Les syndicats ouvrent la "boîte noire" de la gestion algorithmique dans un nouveau guide

La Confédération européenne des syndicats (CES) lance aujourd'hui un guide pour aider les travailleurs à prévenir les abus de la gestion algorithmique et à redonner le contrôle à l'humain sur leur lieu de travail.

Négocier l'algorithme : Un manuel syndical" est un guide complet pour les syndicats sur la manière de garantir la protection des droits, des salaires et des conditions de travail des travailleurs à l'ère de la gestion algorithmique.

La gestion algorithmique - l'utilisation de procédures programmées par ordinateur pour gérer les travailleurs - est de plus en plus répandue dans l'économie européenne. Une étude de l'OCDE publiée au début de cette année a révélé que 79 % des lieux de travail ont adopté au moins un outil de gestion algorithmique.

La technologie est de plus en plus utilisée pour fixer les salaires, évaluer les performances et prendre des décisions en matière d'embauche et de licenciement.
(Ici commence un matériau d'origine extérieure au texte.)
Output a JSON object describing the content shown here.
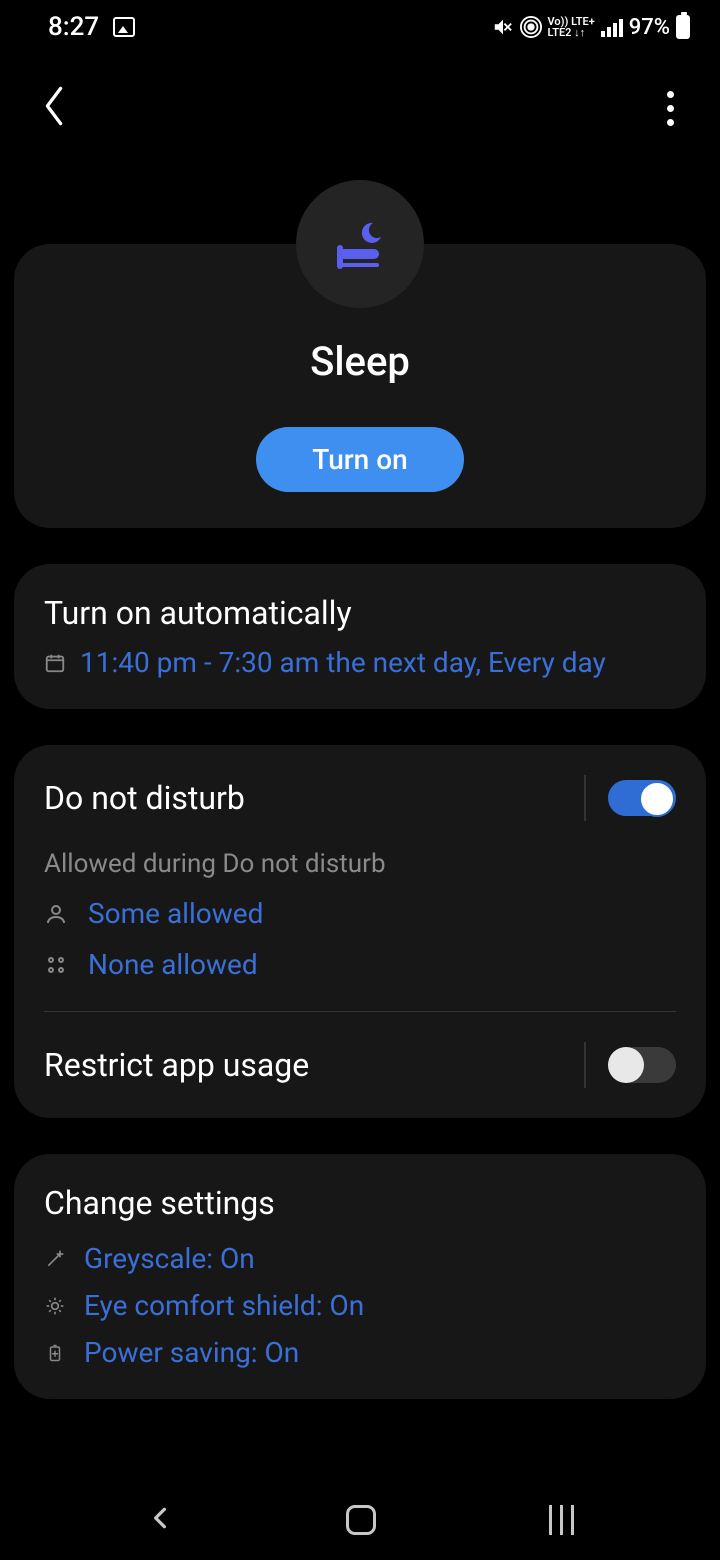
{
  "status": {
    "time": "8:27",
    "battery": "97%",
    "lte_top": "Vo)) LTE+",
    "lte_bottom": "LTE2 ↓↑"
  },
  "hero": {
    "title": "Sleep",
    "button": "Turn on"
  },
  "auto": {
    "title": "Turn on automatically",
    "schedule": "11:40 pm - 7:30 am the next day, Every day"
  },
  "dnd": {
    "title": "Do not disturb",
    "subtitle": "Allowed during Do not disturb",
    "contacts": "Some allowed",
    "apps": "None allowed",
    "enabled": true
  },
  "restrict": {
    "title": "Restrict app usage",
    "enabled": false
  },
  "change": {
    "title": "Change settings",
    "greyscale": "Greyscale: On",
    "eye": "Eye comfort shield: On",
    "power": "Power saving: On"
  }
}
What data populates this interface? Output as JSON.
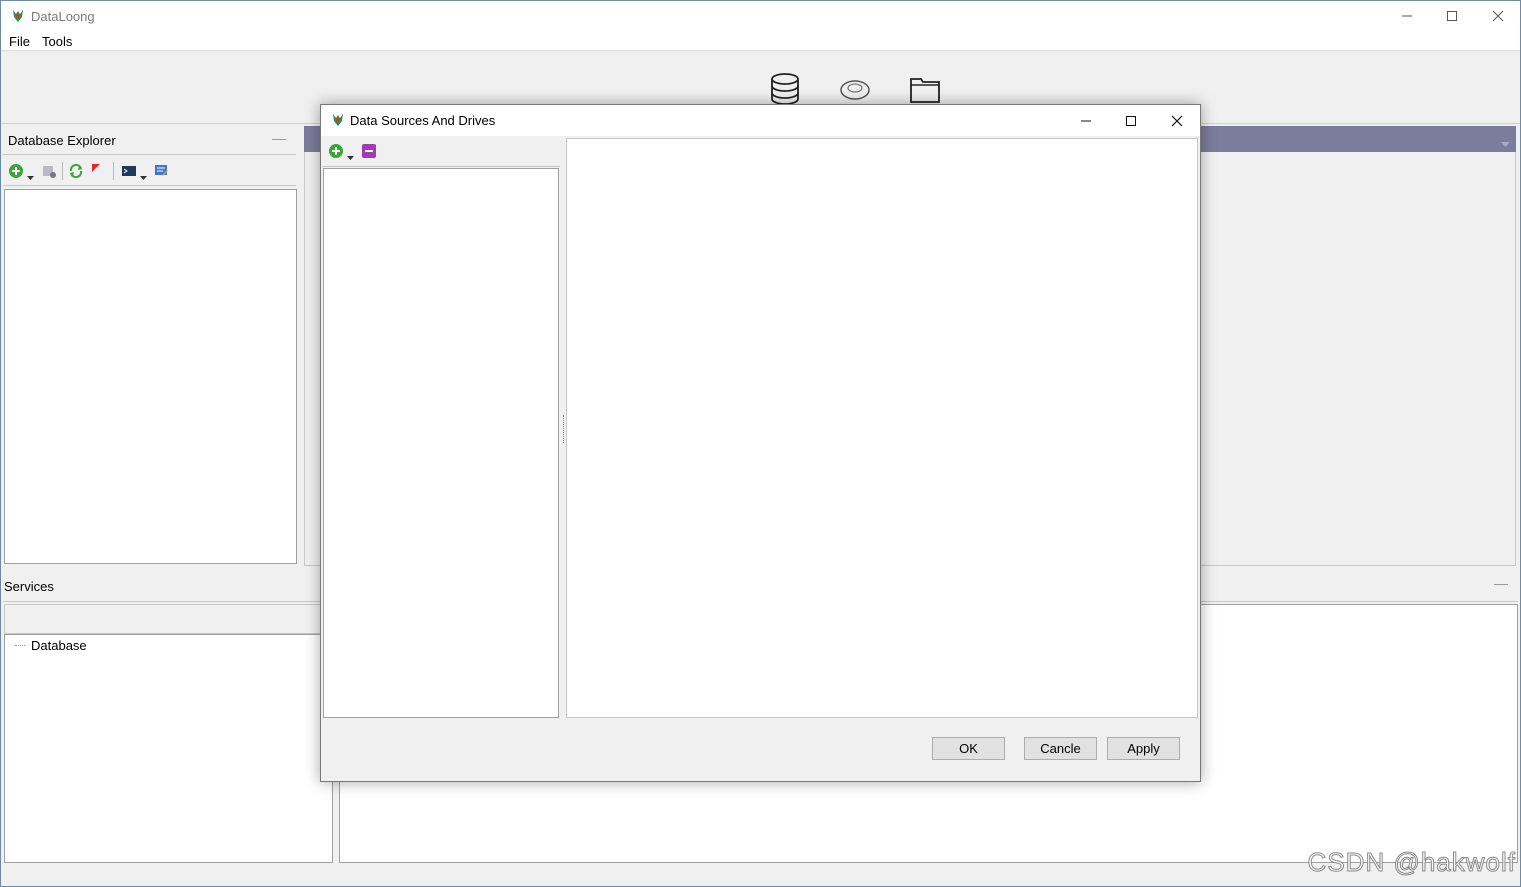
{
  "app": {
    "title": "DataLoong"
  },
  "menu": {
    "items": [
      "File",
      "Tools"
    ]
  },
  "toolbar": {
    "icons": [
      "database-icon",
      "cloud-drive-icon",
      "folder-icon"
    ]
  },
  "db_explorer": {
    "title": "Database Explorer",
    "toolbar_icons": [
      "add-connection-icon",
      "connection-settings-icon",
      "refresh-icon",
      "disconnect-icon",
      "terminal-icon",
      "sql-editor-icon"
    ]
  },
  "services": {
    "title": "Services",
    "tree": [
      {
        "label": "Database"
      }
    ]
  },
  "dialog": {
    "title": "Data Sources And Drives",
    "buttons": {
      "ok": "OK",
      "cancel": "Cancle",
      "apply": "Apply"
    }
  },
  "watermark": "CSDN @hakwolf",
  "colors": {
    "editor_header": "#7c7c9c",
    "add_green": "#3aa63a",
    "remove_purple": "#a23bb5"
  }
}
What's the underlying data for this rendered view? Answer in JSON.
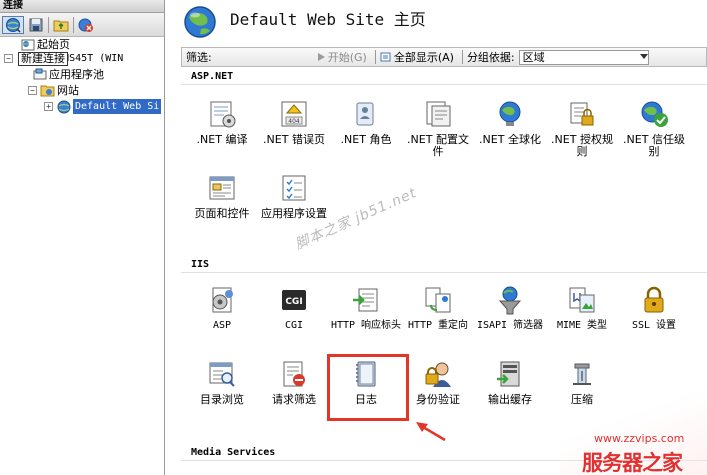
{
  "left_pane": {
    "header": "连接",
    "tooltip": "新建连接",
    "tree": [
      {
        "label": "起始页",
        "icon": "start-page-icon"
      },
      {
        "label": "WS-TONS45T (WIN",
        "icon": "server-icon",
        "expander": "−"
      },
      {
        "label": "应用程序池",
        "icon": "app-pool-icon"
      },
      {
        "label": "网站",
        "icon": "sites-folder-icon",
        "expander": "−"
      },
      {
        "label": "Default Web Si",
        "icon": "globe-icon",
        "expander": "+"
      }
    ]
  },
  "main": {
    "title": "Default Web Site 主页",
    "filter": {
      "label": "筛选:",
      "start_label": "开始(G)",
      "show_all_label": "全部显示(A)",
      "group_by_label": "分组依据:",
      "group_by_value": "区域"
    },
    "sections": [
      {
        "title": "ASP.NET",
        "items": [
          {
            "label": ".NET 编译",
            "icon": "net-compilation-icon"
          },
          {
            "label": ".NET 错误页",
            "icon": "net-error-pages-icon"
          },
          {
            "label": ".NET 角色",
            "icon": "net-roles-icon"
          },
          {
            "label": ".NET 配置文件",
            "icon": "net-profile-icon"
          },
          {
            "label": ".NET 全球化",
            "icon": "net-globalization-icon"
          },
          {
            "label": ".NET 授权规则",
            "icon": "net-authorization-icon"
          },
          {
            "label": ".NET 信任级别",
            "icon": "net-trust-levels-icon"
          },
          {
            "label": "页面和控件",
            "icon": "pages-controls-icon"
          },
          {
            "label": "应用程序设置",
            "icon": "app-settings-icon"
          }
        ]
      },
      {
        "title": "IIS",
        "items": [
          {
            "label": "ASP",
            "icon": "asp-icon"
          },
          {
            "label": "CGI",
            "icon": "cgi-icon"
          },
          {
            "label": "HTTP 响应标头",
            "icon": "http-headers-icon"
          },
          {
            "label": "HTTP 重定向",
            "icon": "http-redirect-icon"
          },
          {
            "label": "ISAPI 筛选器",
            "icon": "isapi-filters-icon"
          },
          {
            "label": "MIME 类型",
            "icon": "mime-types-icon"
          },
          {
            "label": "SSL 设置",
            "icon": "ssl-settings-icon"
          },
          {
            "label": "目录浏览",
            "icon": "directory-browsing-icon"
          },
          {
            "label": "请求筛选",
            "icon": "request-filtering-icon"
          },
          {
            "label": "日志",
            "icon": "logging-icon"
          },
          {
            "label": "身份验证",
            "icon": "authentication-icon"
          },
          {
            "label": "输出缓存",
            "icon": "output-caching-icon"
          },
          {
            "label": "压缩",
            "icon": "compression-icon"
          }
        ]
      },
      {
        "title": "Media Services",
        "items": []
      }
    ]
  },
  "watermark": "脚本之家 jb51.net",
  "brand": {
    "url": "www.zzvips.com",
    "name": "服务器之家"
  },
  "colors": {
    "highlight": "#e2362b",
    "selection": "#3169c6"
  }
}
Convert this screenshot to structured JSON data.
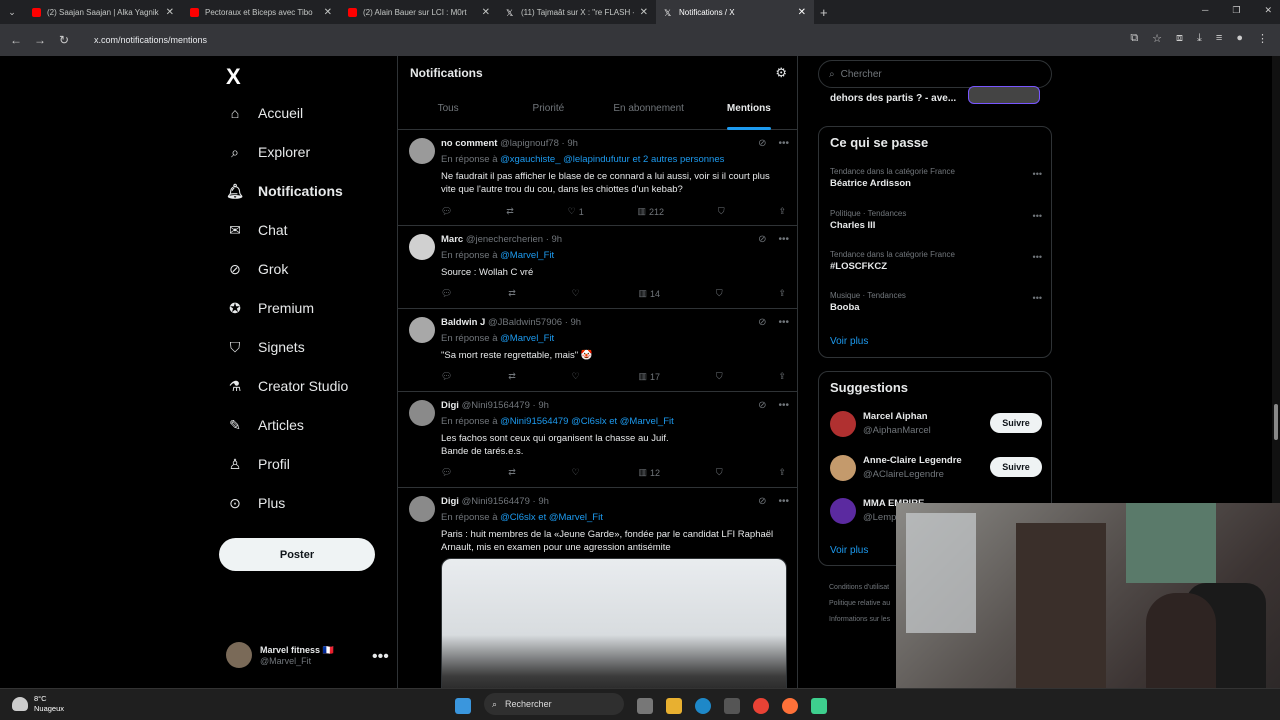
{
  "browser": {
    "tabs": [
      {
        "title": "(2) Saajan Saajan | Alka Yagnik",
        "color": "#ff0000"
      },
      {
        "title": "Pectoraux et Biceps avec Tibo",
        "color": "#ff0000"
      },
      {
        "title": "(2) Alain Bauer sur LCI : M0rt",
        "color": "#ff0000"
      },
      {
        "title": "(11) Tajmaât sur X : \"re FLASH -",
        "color": "#ffffff"
      },
      {
        "title": "Notifications / X",
        "color": "#ffffff",
        "active": true
      }
    ],
    "url": "x.com/notifications/mentions"
  },
  "sidebar": {
    "logo": "X",
    "items": [
      {
        "label": "Accueil",
        "icon": "home-icon"
      },
      {
        "label": "Explorer",
        "icon": "search-icon"
      },
      {
        "label": "Notifications",
        "icon": "bell-icon",
        "active": true
      },
      {
        "label": "Chat",
        "icon": "mail-icon"
      },
      {
        "label": "Grok",
        "icon": "grok-icon"
      },
      {
        "label": "Premium",
        "icon": "verified-icon"
      },
      {
        "label": "Signets",
        "icon": "bookmark-icon"
      },
      {
        "label": "Creator Studio",
        "icon": "flask-icon"
      },
      {
        "label": "Articles",
        "icon": "article-icon"
      },
      {
        "label": "Profil",
        "icon": "person-icon"
      },
      {
        "label": "Plus",
        "icon": "more-circle-icon"
      }
    ],
    "post_label": "Poster",
    "account": {
      "name": "Marvel fitness 🇫🇷",
      "handle": "@Marvel_Fit"
    }
  },
  "main": {
    "title": "Notifications",
    "tabs": [
      "Tous",
      "Priorité",
      "En abonnement",
      "Mentions"
    ],
    "selected_tab": "Mentions",
    "reply_prefix": "En réponse à",
    "tweets": [
      {
        "name": "no comment",
        "handle": "@lapignouf78",
        "time": "· 9h",
        "reply_to": "@xgauchiste_ @lelapindufutur  et 2 autres personnes",
        "text": "Ne faudrait il pas afficher le blase de ce connard a lui aussi, voir si il court plus vite que l'autre trou du cou, dans les chiottes d'un kebab?",
        "likes": "1",
        "views": "212"
      },
      {
        "name": "Marc",
        "handle": "@jenechercherien",
        "time": "· 9h",
        "reply_to": "@Marvel_Fit",
        "text": "Source : Wollah C vré",
        "likes": "",
        "views": "14"
      },
      {
        "name": "Baldwin J",
        "handle": "@JBaldwin57906",
        "time": "· 9h",
        "reply_to": "@Marvel_Fit",
        "text": "\"Sa mort reste regrettable, mais\" 🤡",
        "likes": "",
        "views": "17"
      },
      {
        "name": "Digi",
        "handle": "@Nini91564479",
        "time": "· 9h",
        "reply_to": "@Nini91564479 @Cl6slx  et  @Marvel_Fit",
        "text": "Les fachos sont ceux qui organisent la chasse au Juif.\nBande de tarés.e.s.",
        "likes": "",
        "views": "12"
      },
      {
        "name": "Digi",
        "handle": "@Nini91564479",
        "time": "· 9h",
        "reply_to": "@Cl6slx  et  @Marvel_Fit",
        "text": "Paris : huit membres de la «Jeune Garde», fondée par le candidat LFI Raphaël Arnault, mis en examen pour une agression antisémite",
        "likes": "",
        "views": ""
      }
    ]
  },
  "right": {
    "search_placeholder": "Chercher",
    "peek_text": "dehors des partis ? - ave...",
    "trends_title": "Ce qui se passe",
    "trends": [
      {
        "category": "Tendance dans la catégorie France",
        "name": "Béatrice Ardisson"
      },
      {
        "category": "Politique · Tendances",
        "name": "Charles III"
      },
      {
        "category": "Tendance dans la catégorie France",
        "name": "#LOSCFKCZ"
      },
      {
        "category": "Musique · Tendances",
        "name": "Booba"
      }
    ],
    "see_more": "Voir plus",
    "suggestions_title": "Suggestions",
    "suggestions": [
      {
        "name": "Marcel Aiphan",
        "handle": "@AiphanMarcel"
      },
      {
        "name": "Anne-Claire Legendre",
        "handle": "@AClaireLegendre"
      },
      {
        "name": "MMA EMPIRE",
        "handle": "@Lemp"
      }
    ],
    "follow_label": "Suivre",
    "footer": [
      "Conditions d'utilisat",
      "Politique relative au",
      "Informations sur les"
    ]
  },
  "taskbar": {
    "temp": "8°C",
    "weather": "Nuageux",
    "search": "Rechercher"
  }
}
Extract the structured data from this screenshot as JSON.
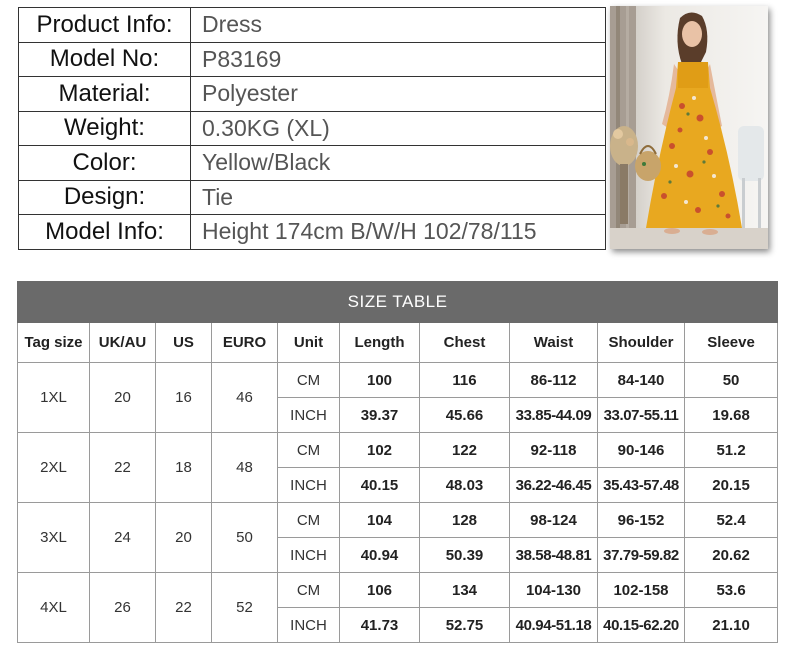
{
  "product_info": [
    {
      "label": "Product Info:",
      "value": "Dress"
    },
    {
      "label": "Model No:",
      "value": "P83169"
    },
    {
      "label": "Material:",
      "value": "Polyester"
    },
    {
      "label": "Weight:",
      "value": "0.30KG (XL)"
    },
    {
      "label": "Color:",
      "value": "Yellow/Black"
    },
    {
      "label": "Design:",
      "value": "Tie"
    },
    {
      "label": "Model Info:",
      "value": "Height 174cm  B/W/H 102/78/115"
    }
  ],
  "colors": {
    "dress": "#e8a820",
    "title_bar": "#6a6a6a",
    "border": "#9a9a9a"
  },
  "size_table": {
    "title": "SIZE TABLE",
    "headers": [
      "Tag size",
      "UK/AU",
      "US",
      "EURO",
      "Unit",
      "Length",
      "Chest",
      "Waist",
      "Shoulder",
      "Sleeve"
    ],
    "sizes": [
      {
        "tag": "1XL",
        "uk": "20",
        "us": "16",
        "euro": "46",
        "cm": {
          "unit": "CM",
          "length": "100",
          "chest": "116",
          "waist": "86-112",
          "shoulder": "84-140",
          "sleeve": "50"
        },
        "inch": {
          "unit": "INCH",
          "length": "39.37",
          "chest": "45.66",
          "waist": "33.85-44.09",
          "shoulder": "33.07-55.11",
          "sleeve": "19.68"
        }
      },
      {
        "tag": "2XL",
        "uk": "22",
        "us": "18",
        "euro": "48",
        "cm": {
          "unit": "CM",
          "length": "102",
          "chest": "122",
          "waist": "92-118",
          "shoulder": "90-146",
          "sleeve": "51.2"
        },
        "inch": {
          "unit": "INCH",
          "length": "40.15",
          "chest": "48.03",
          "waist": "36.22-46.45",
          "shoulder": "35.43-57.48",
          "sleeve": "20.15"
        }
      },
      {
        "tag": "3XL",
        "uk": "24",
        "us": "20",
        "euro": "50",
        "cm": {
          "unit": "CM",
          "length": "104",
          "chest": "128",
          "waist": "98-124",
          "shoulder": "96-152",
          "sleeve": "52.4"
        },
        "inch": {
          "unit": "INCH",
          "length": "40.94",
          "chest": "50.39",
          "waist": "38.58-48.81",
          "shoulder": "37.79-59.82",
          "sleeve": "20.62"
        }
      },
      {
        "tag": "4XL",
        "uk": "26",
        "us": "22",
        "euro": "52",
        "cm": {
          "unit": "CM",
          "length": "106",
          "chest": "134",
          "waist": "104-130",
          "shoulder": "102-158",
          "sleeve": "53.6"
        },
        "inch": {
          "unit": "INCH",
          "length": "41.73",
          "chest": "52.75",
          "waist": "40.94-51.18",
          "shoulder": "40.15-62.20",
          "sleeve": "21.10"
        }
      }
    ]
  }
}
Les travailleurs des entrepôts de distribution d'Amazon font l'objet d'une surveillance intensive et sont soumis à un vaste système de mesures et d'évaluations algorithmiques des performances, ce qui met effectivement les travailleurs en concurrence les uns avec les autres.

Cependant, le manuel "Négocier l'algorithme" documente le nombre croissant de cas en Europe où les travailleurs négocient avec succès l'utilisation de systèmes de gestion algorithmiques par le biais de conventions collectives, notamment :

Un accord entre la plateforme de livraison de nourriture Just Eat et les syndicats CCOO et UGT en Espagne, qui inclut le droit pour les travailleurs d'obtenir des informations sur les "paramètres" du système d'intelligence artificielle, et une "commission algorithmique" composée de représentants syndicaux et patronaux supervise la mise en œuvre de l'accord.

Un accord entre la plateforme de nettoyage à domicile Hilfr et le syndicat 3F au Danemark, qui garantit que Hilfr donne une explication complète des décisions déterminées par des algorithmes, et que si une explication ne peut être fournie, la décision est invalidée. L'accord comprend un "clubhouse numérique" permettant aux travailleurs d'accéder à leurs représentants syndicaux par l'intermédiaire de l'application Hilfr.

Le manuel de la CES identifie également diverses façons dont les travailleurs utilisent les outils et techniques de récupération des données pour accéder à leurs propres données, depuis l'utilisation de leurs droits en vertu du GDPR pour faire des demandes d'accès à l'information jusqu'au développement de "contre-applications", qui sont des outils numériques permettant aux travailleurs d'agréger et de comprendre leurs données.

La publication du manuel intervient alors que les travailleurs de l'économie de plateforme de toute l'Europe se préparent à se rencontrer au "Platforum", un rassemblement annuel de la CES, à Chypre les 25 et 26 septembre.

À l'ordre du jour figurera la directive de l'UE sur le travail sur les plateformes, qui entrera en vigueur dans les États membres d'ici décembre 2026 et comprendra un nouvel ensemble de droits en rapport avec la gestion algorithmique. Il s'agit notamment du droit à une explication de toutes les décisions automatisées et du droit des représentants des travailleurs à être consultés sur les changements apportés aux systèmes d'IA.

L'introduction de la directive sur les plateformes de travail accroît l'urgence pour les syndicats de se préparer à négocier l'algorithme, et le manuel comprend une section sur la manière dont les syndicats peuvent développer leur capacité dans ce domaine, y compris par la formation et la construction de leur infrastructure de données.

Tea Jarc, secrétaire confédérale de la CES, a déclaré :

"Les systèmes de gestion algorithmique sont déjà utilisés pour embaucher et licencier des travailleurs, ainsi que pour fixer leur salaire et leurs conditions de travail.

"Trop d'entreprises tentent de garder secrets les algorithmes qui sous-tendent ces décisions afin de priver les travailleurs de leur pouvoir et d'éviter d'avoir à rendre des comptes.

"Cela permet aux entreprises de contourner les responsabilités que tout autre employeur doit respecter et de créer une culture de surveillance orwellienne sur le lieu de travail.

"Il est essentiel que les syndicats disposent des outils nécessaires pour ouvrir ces boîtes noires et veiller à ce que les décisions affectant les travailleurs soient prises de manière transparente par le biais de la négociation collective.

"Les syndicats européens ont déjà réussi à négocier des accords sur l'utilisation de la gestion algorithmique et ce guide contribuera à redonner le contrôle aux humains sur un plus grand nombre de lieux de travail.